Scénario Tendanciel : si les recommandations du rapport ne sont pas suivies, les dysfonctionnements persistent, d'autres plaintes pour viol sur mineur risquent d'être classées sans enquête approfondie, fragilisant la protection de l'enfance. Scénario de Rupture : le gouvernement annonce un plan de recrutement de magistrats et d'experts, et une réforme des procédures de classement, ce qui réduirait les délais et améliorerait le traitement des affaires de violences sexuelles.

Questions fréquentes

Qu'a montré le deuxième rapport de l'IGJ sur l'affaire Lyhanna ?

Le rapport pointe des « délais manifestement excessifs » (dix mois avant qu'une enquête ne soit ouverte) et un « manque de moyens » (audition non conforme, psychologue non expert, classement sur simple appel téléphonique) dans la plainte pour viol déposée en 2022 contre Jérôme Barella.

Pourquoi la plainte pour viol de 2022 a-t-elle été classée sans suite ?

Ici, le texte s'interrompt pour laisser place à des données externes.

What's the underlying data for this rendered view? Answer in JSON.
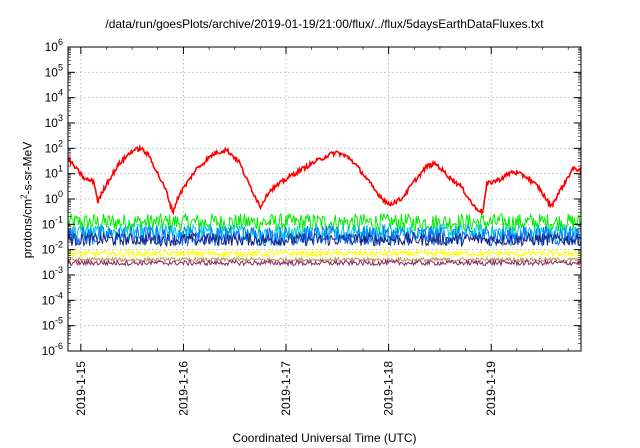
{
  "chart_data": {
    "type": "line",
    "title": "/data/run/goesPlots/archive/2019-01-19/21:00/flux/../flux/5daysEarthDataFluxes.txt",
    "xlabel": "Coordinated Universal Time (UTC)",
    "ylabel": {
      "prefix": "protons/cm",
      "sup": "2",
      "suffix": "-s-sr-MeV"
    },
    "y_scale": "log",
    "ylim_exponents": [
      -6,
      6
    ],
    "y_tick_base": "10",
    "y_tick_exponents": [
      "6",
      "5",
      "4",
      "3",
      "2",
      "1",
      "0",
      "-1",
      "-2",
      "-3",
      "-4",
      "-5",
      "-6"
    ],
    "xlim": [
      "2019-01-14T21:00",
      "2019-01-19T21:00"
    ],
    "x_ticks": [
      "2019-1-15",
      "2019-1-16",
      "2019-1-17",
      "2019-1-18",
      "2019-1-19"
    ],
    "grid": true,
    "series": [
      {
        "color": "#ff0000",
        "points": [
          [
            "2019-01-14T21:00",
            40
          ],
          [
            "2019-01-14T23:00",
            15
          ],
          [
            "2019-01-15T01:00",
            6
          ],
          [
            "2019-01-15T03:00",
            5
          ],
          [
            "2019-01-15T04:00",
            0.8
          ],
          [
            "2019-01-15T06:00",
            4
          ],
          [
            "2019-01-15T09:00",
            25
          ],
          [
            "2019-01-15T12:00",
            80
          ],
          [
            "2019-01-15T14:00",
            100
          ],
          [
            "2019-01-15T16:00",
            50
          ],
          [
            "2019-01-15T18:00",
            10
          ],
          [
            "2019-01-15T20:00",
            2
          ],
          [
            "2019-01-15T21:30",
            0.3
          ],
          [
            "2019-01-15T23:00",
            1.5
          ],
          [
            "2019-01-16T03:00",
            15
          ],
          [
            "2019-01-16T07:00",
            60
          ],
          [
            "2019-01-16T10:00",
            90
          ],
          [
            "2019-01-16T13:00",
            30
          ],
          [
            "2019-01-16T15:00",
            5
          ],
          [
            "2019-01-16T18:00",
            0.5
          ],
          [
            "2019-01-16T20:00",
            2
          ],
          [
            "2019-01-17T01:00",
            8
          ],
          [
            "2019-01-17T06:00",
            25
          ],
          [
            "2019-01-17T10:00",
            55
          ],
          [
            "2019-01-17T12:00",
            70
          ],
          [
            "2019-01-17T15:00",
            40
          ],
          [
            "2019-01-17T18:00",
            10
          ],
          [
            "2019-01-17T21:00",
            2
          ],
          [
            "2019-01-18T00:00",
            0.6
          ],
          [
            "2019-01-18T03:00",
            1
          ],
          [
            "2019-01-18T06:00",
            5
          ],
          [
            "2019-01-18T09:00",
            20
          ],
          [
            "2019-01-18T11:00",
            25
          ],
          [
            "2019-01-18T14:00",
            8
          ],
          [
            "2019-01-18T17:00",
            3
          ],
          [
            "2019-01-18T20:00",
            0.5
          ],
          [
            "2019-01-18T22:00",
            0.3
          ],
          [
            "2019-01-18T23:00",
            4
          ],
          [
            "2019-01-19T02:00",
            6
          ],
          [
            "2019-01-19T05:00",
            12
          ],
          [
            "2019-01-19T08:00",
            8
          ],
          [
            "2019-01-19T11:00",
            3
          ],
          [
            "2019-01-19T14:00",
            0.5
          ],
          [
            "2019-01-19T16:00",
            2
          ],
          [
            "2019-01-19T19:00",
            15
          ],
          [
            "2019-01-19T21:00",
            15
          ]
        ]
      },
      {
        "color": "#00ee00",
        "level": 0.12,
        "noise": 0.35
      },
      {
        "color": "#00ccdd",
        "level": 0.05,
        "noise": 0.3
      },
      {
        "color": "#0077ff",
        "level": 0.035,
        "noise": 0.4
      },
      {
        "color": "#1a237e",
        "level": 0.025,
        "noise": 0.25
      },
      {
        "color": "#ffff00",
        "level": 0.007,
        "noise": 0.12
      },
      {
        "color": "#b5954d",
        "level": 0.004,
        "noise": 0.08
      },
      {
        "color": "#8b2a6c",
        "level": 0.003,
        "noise": 0.1
      }
    ]
  }
}
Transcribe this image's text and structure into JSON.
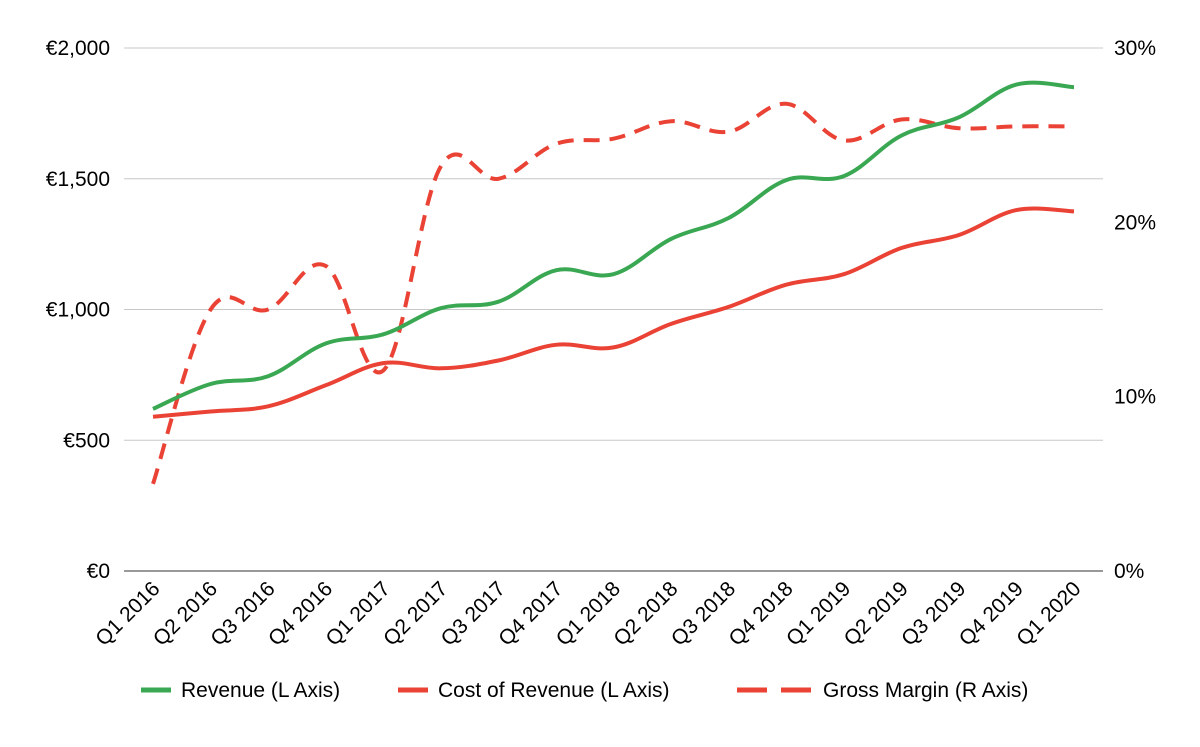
{
  "chart_data": {
    "type": "line",
    "title": "",
    "categories": [
      "Q1 2016",
      "Q2 2016",
      "Q3 2016",
      "Q4 2016",
      "Q1 2017",
      "Q2 2017",
      "Q3 2017",
      "Q4 2017",
      "Q1 2018",
      "Q2 2018",
      "Q3 2018",
      "Q4 2018",
      "Q1 2019",
      "Q2 2019",
      "Q3 2019",
      "Q4 2019",
      "Q1 2020"
    ],
    "left_axis": {
      "ylim": [
        0,
        2000
      ],
      "ticks": [
        0,
        500,
        1000,
        1500,
        2000
      ],
      "tick_labels": [
        "€0",
        "€500",
        "€1,000",
        "€1,500",
        "€2,000"
      ]
    },
    "right_axis": {
      "ylim": [
        0,
        30
      ],
      "ticks": [
        0,
        10,
        20,
        30
      ],
      "tick_labels": [
        "0%",
        "10%",
        "20%",
        "30%"
      ]
    },
    "grid": true,
    "legend_position": "bottom",
    "series": [
      {
        "name": "Revenue (L Axis)",
        "axis": "left",
        "color": "#3aa853",
        "dash": "solid",
        "values": [
          620,
          715,
          745,
          870,
          905,
          1005,
          1030,
          1150,
          1135,
          1270,
          1350,
          1495,
          1510,
          1665,
          1735,
          1860,
          1850
        ]
      },
      {
        "name": "Cost of Revenue (L Axis)",
        "axis": "left",
        "color": "#ea4335",
        "dash": "solid",
        "values": [
          590,
          610,
          630,
          710,
          795,
          775,
          805,
          865,
          855,
          945,
          1010,
          1095,
          1135,
          1235,
          1285,
          1380,
          1375
        ]
      },
      {
        "name": "Gross Margin (R Axis)",
        "axis": "right",
        "color": "#ea4335",
        "dash": "dashed",
        "values": [
          5.0,
          15.0,
          15.0,
          17.5,
          11.5,
          23.2,
          22.5,
          24.5,
          24.8,
          25.8,
          25.2,
          26.8,
          24.7,
          25.9,
          25.4,
          25.5,
          25.5
        ]
      }
    ]
  }
}
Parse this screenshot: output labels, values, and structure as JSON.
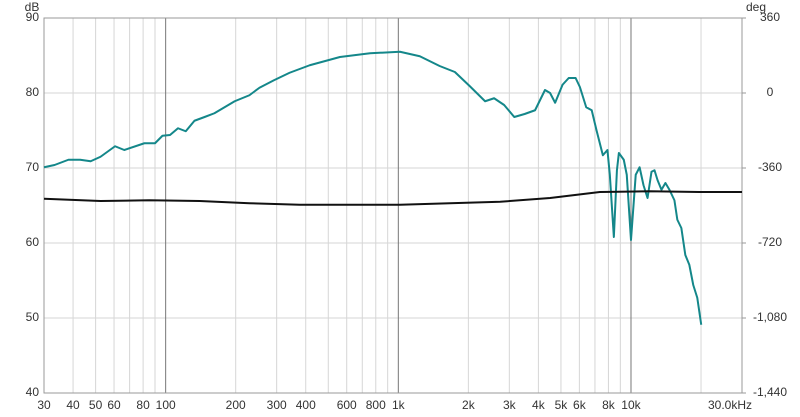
{
  "chart_data": {
    "type": "line",
    "y_label": "dB",
    "y2_label": "deg",
    "log_x": true,
    "grid": true,
    "xlim": [
      30,
      30000
    ],
    "xticks": [
      30,
      40,
      50,
      60,
      80,
      100,
      200,
      300,
      400,
      600,
      800,
      {
        "value": 1000,
        "label": "1k"
      },
      {
        "value": 2000,
        "label": "2k"
      },
      {
        "value": 3000,
        "label": "3k"
      },
      {
        "value": 4000,
        "label": "4k"
      },
      {
        "value": 5000,
        "label": "5k"
      },
      {
        "value": 6000,
        "label": "6k"
      },
      {
        "value": 8000,
        "label": "8k"
      },
      {
        "value": 10000,
        "label": "10k"
      },
      {
        "value": 30000,
        "label": "30.0kHz"
      }
    ],
    "minor_xticks": [
      70,
      90,
      500,
      700,
      900,
      7000,
      9000,
      20000
    ],
    "ylim": [
      40,
      90
    ],
    "yticks": [
      40,
      50,
      60,
      70,
      80,
      90
    ],
    "y2lim": [
      -1440,
      360
    ],
    "y2ticks": [
      {
        "value": -1440,
        "label": "-1,440"
      },
      {
        "value": -1080,
        "label": "-1,080"
      },
      -720,
      -360,
      0,
      360
    ],
    "series": [
      {
        "color": "#14878a",
        "x": [
          30,
          33.3,
          38.2,
          42.9,
          47.6,
          52.5,
          60.6,
          66.4,
          81,
          90,
          96.9,
          104.4,
          113,
          122,
          133,
          147,
          162,
          198,
          229,
          253,
          292,
          341,
          416,
          561,
          756,
          1016,
          1237,
          1505,
          1750,
          2030,
          2360,
          2580,
          2850,
          3150,
          3490,
          3870,
          4270,
          4490,
          4720,
          5080,
          5400,
          5780,
          6030,
          6420,
          6780,
          7100,
          7570,
          7920,
          8110,
          8440,
          8700,
          8870,
          9310,
          9590,
          10000,
          10480,
          10890,
          11320,
          11780,
          12250,
          12620,
          13000,
          13520,
          14060,
          14630,
          15370,
          15820,
          16460,
          17120,
          17810,
          18520,
          19270,
          20040
        ],
        "values": [
          70.1,
          70.4,
          71.1,
          71.1,
          70.9,
          71.5,
          72.9,
          72.4,
          73.3,
          73.3,
          74.3,
          74.4,
          75.3,
          74.9,
          76.3,
          76.8,
          77.3,
          78.9,
          79.7,
          80.7,
          81.7,
          82.7,
          83.7,
          84.8,
          85.3,
          85.5,
          84.9,
          83.6,
          82.8,
          80.9,
          78.9,
          79.3,
          78.4,
          76.8,
          77.2,
          77.7,
          80.4,
          80.0,
          78.7,
          81.1,
          82.0,
          82.0,
          80.8,
          78.1,
          77.7,
          75.1,
          71.7,
          72.4,
          69.1,
          60.8,
          69.7,
          72.0,
          71.1,
          69.1,
          60.4,
          69.1,
          70.1,
          67.7,
          66.0,
          69.5,
          69.7,
          68.4,
          67.1,
          68.0,
          67.1,
          65.7,
          63.1,
          62.0,
          58.4,
          57.1,
          54.4,
          52.7,
          49.1
        ]
      },
      {
        "color": "#111111",
        "x": [
          30,
          52.5,
          85,
          140,
          229,
          377,
          561,
          1016,
          1665,
          2740,
          4490,
          7350,
          12020,
          19650,
          30000
        ],
        "values": [
          65.9,
          65.6,
          65.7,
          65.6,
          65.3,
          65.1,
          65.1,
          65.1,
          65.3,
          65.5,
          66.0,
          66.8,
          66.9,
          66.8,
          66.8
        ]
      }
    ]
  }
}
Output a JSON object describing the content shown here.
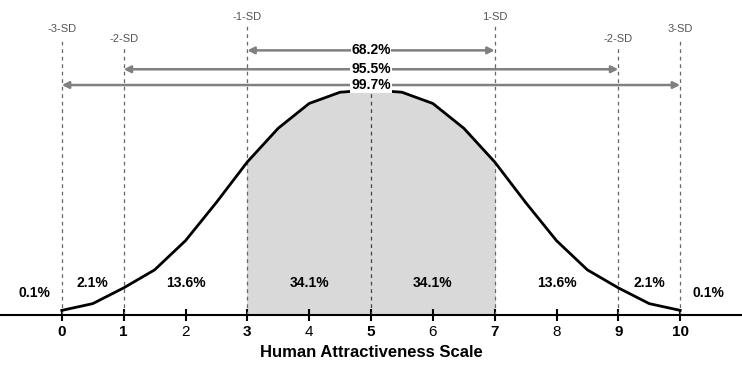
{
  "chart_data": {
    "type": "normal_distribution",
    "x_label": "Human Attractiveness Scale",
    "curve": {
      "x": [
        0,
        0.5,
        1,
        1.5,
        2,
        2.5,
        3,
        3.5,
        4,
        4.5,
        5,
        5.5,
        6,
        6.5,
        7,
        7.5,
        8,
        8.5,
        9,
        9.5,
        10
      ],
      "values": [
        0.02,
        0.05,
        0.12,
        0.2,
        0.33,
        0.5,
        0.68,
        0.83,
        0.94,
        0.99,
        1.0,
        0.99,
        0.94,
        0.83,
        0.68,
        0.5,
        0.33,
        0.2,
        0.12,
        0.05,
        0.02
      ]
    },
    "shaded": {
      "from": 3,
      "to": 7
    },
    "color": "#d9d9d9",
    "sd_lines": [
      {
        "x": 0,
        "label": "-3-SD"
      },
      {
        "x": 1,
        "label": "-2-SD"
      },
      {
        "x": 3,
        "label": "-1-SD"
      },
      {
        "x": 5,
        "label": null
      },
      {
        "x": 7,
        "label": "1-SD"
      },
      {
        "x": 9,
        "label": "-2-SD"
      },
      {
        "x": 10,
        "label": "3-SD"
      }
    ],
    "regions": [
      {
        "from": null,
        "to": 0,
        "value": 0.1,
        "label": "0.1%"
      },
      {
        "from": 0,
        "to": 1,
        "value": 2.1,
        "label": "2.1%"
      },
      {
        "from": 1,
        "to": 3,
        "value": 13.6,
        "label": "13.6%"
      },
      {
        "from": 3,
        "to": 5,
        "value": 34.1,
        "label": "34.1%"
      },
      {
        "from": 5,
        "to": 7,
        "value": 34.1,
        "label": "34.1%"
      },
      {
        "from": 7,
        "to": 9,
        "value": 13.6,
        "label": "13.6%"
      },
      {
        "from": 9,
        "to": 10,
        "value": 2.1,
        "label": "2.1%"
      },
      {
        "from": 10,
        "to": null,
        "value": 0.1,
        "label": "0.1%"
      }
    ],
    "ranges": [
      {
        "from": 3,
        "to": 7,
        "value": 68.2,
        "label": "68.2%"
      },
      {
        "from": 1,
        "to": 9,
        "value": 95.5,
        "label": "95.5%"
      },
      {
        "from": 0,
        "to": 10,
        "value": 99.7,
        "label": "99.7%"
      }
    ],
    "xlim": [
      -1,
      11
    ],
    "xticks": [
      0,
      1,
      2,
      3,
      4,
      5,
      6,
      7,
      8,
      9,
      10
    ],
    "ylim": [
      0,
      1.4
    ],
    "tick_labels": "x"
  }
}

Le parquet d'Auch a classé l'affaire le 5 juin 2024 sur la base d'un simple compte rendu téléphonique d'un gendarme, sans enquête contradictoire. Cette pratique est jugée problématique par le rapport.

Quelles sont les conséquences de ces dysfonctionnements pour l'affaire Lyhanna ?

Les défaillances ont fragilisé le dossier antérieur, ce qui aurait pu permettre d'identifier plus tôt Jérôme Barella comme suspect et potentiellement éviter le meurtre de Lyhanna. Le rapport souligne que des signaux faibles n'ont pas été exploités.